La proposta dell'Associazione nazionale comuni italiani di introdurre una nuova tassa di imbarco negli aeroporti delle città metropolitane non convince tutti. Secondo il parere delle associazioni di categoria (Iata, Assaeroporti, Assaereo e Ibar) l'introduzione dell'imposta, pensata per ridurre il peso dei tagli previsti dal governo ai comuni, avrebbe un impatto negativo sull'intero settore, riducendo il numero dei passeggeri, e sull'economia del Paese.
Secondo l'International Air Transport Association (Iata), l'associazione che raccoglie circa 250 compagnie aeree a livello mondiale, la nuova imposta – che potrebbe raggiungere il costo di 4 euro a passeggero per un biglietto di andata e ritorno – comporterebbe una riduzione di 414 mila passeggeri l'anno e un calo del Prodotto interno lordo (Pil) italiano, che perderebbe circa 53 milioni di euro.
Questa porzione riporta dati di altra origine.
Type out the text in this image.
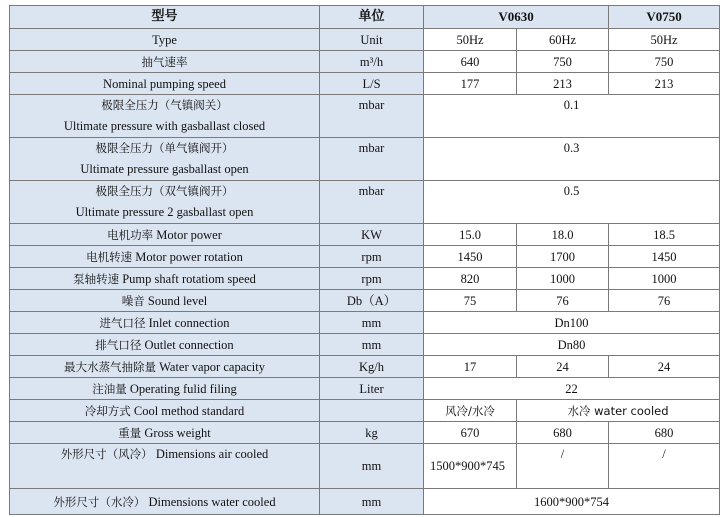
型号	单位	V0630		V0750
Type	Unit	50Hz	60Hz	50Hz
抽气速率	m³/h	640	750	750
Nominal pumping speed	L/S	177	213	213

极限全压力（气镇阀关）
Ultimate pressure with gasballast closed	mbar	0.1		

极限全压力（单气镇阀开）
Ultimate pressure gasballast open	mbar	0.3		

极限全压力（双气镇阀开）
Ultimate pressure 2 gasballast open	mbar	0.5		
电机功率 Motor power	KW	15.0	18.0	18.5
电机转速 Motor power rotation	rpm	1450	1700	1450
泵轴转速 Pump shaft rotatiom speed	rpm	820	1000	1000
噪音 Sound level	Db（A）	75	76	76
进气口径 Inlet connection	mm	Dn100		
排气口径 Outlet connection	mm	Dn80		
最大水蒸气抽除量 Water vapor capacity	Kg/h	17	24	24
注油量 Operating fulid filing	Liter	22		
冷却方式 Cool method standard		风冷/水冷	水冷 water cooled	
重量 Gross weight	kg	670	680	680
外形尺寸（风冷） Dimensions air cooled	mm	1500*900*745	/	/
外形尺寸（水冷） Dimensions water cooled	mm	1600*900*754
A risentire negativamente sarebbe l'intera filiera del turismo e il settore aeroportuale che impiega 120.500 addetti, stando ai dati dell'Airports Council International Europe. Secondo cui gli aeroporti europei offrono un importante contributo alla crescita economica dell'Europa, generando complessivamente 675 miliardi di euro l'anno (pari al 4,1% del Pil europeo) e impiegando 12,3 milioni di persone.
Una volta introdotta, la nuova tassa di imbarco negli aeroporti delle città metropolitane potrebbe comportare una riduzione del numero dei passeggeri negli scali italiani, tornato a crescere nel 2014 dopo due anni di contrazione. Lo scorso anno, nei 35 aeroporti monitorati da Assoaeroporti, sono transitati 150,5 milioni di passeggeri (6,4 milioni in più rispetto al 2013).
La tassa di imbarco rischia di vanificare i risultati ottenuti di recente e quelli che potremmo conseguire aumentando il numero di persone in transito nei nostri aeroporti. Secondo il Censis, considerato il trend di crescita del numero dei viaggiatori a livello mondiale, per aumentare del 2% la propria quota di mercato nel traffico aereo entro il 2030, il nostro Paese dovrebbe incrementare la propria capacità di accoglienza fino a 472 milioni di passeggeri (+227% rispetto a oggi). I benefici sul fronte occupazionale sarebbero notevoli, assicura il Censis: 1,3 milioni di nuovi posti di lavoro.
Del resto, stando ad uno studio dell'Aci Europe, l'incremento del numero di passeggeri in transito negli scali ha effetti positivi sull'occupazione. Effetti che variano a seconda del Paese e delle relative leggi sul lavoro, passando da 850 a 1.200 nuovi occupati. Tuttavia molto dipende anche dalle dimensioni dello scalo aereo e dal tipo di traffico gestito: negli aeroporti con meno di un milione di passeggeri l'anno, ad esempio, per ogni milione di viaggiatori in più si creano 1.200 nuovi posti di lavoro; negli scali con oltre 10 milioni di passeggeri annui, i nuovi occupati sono 850.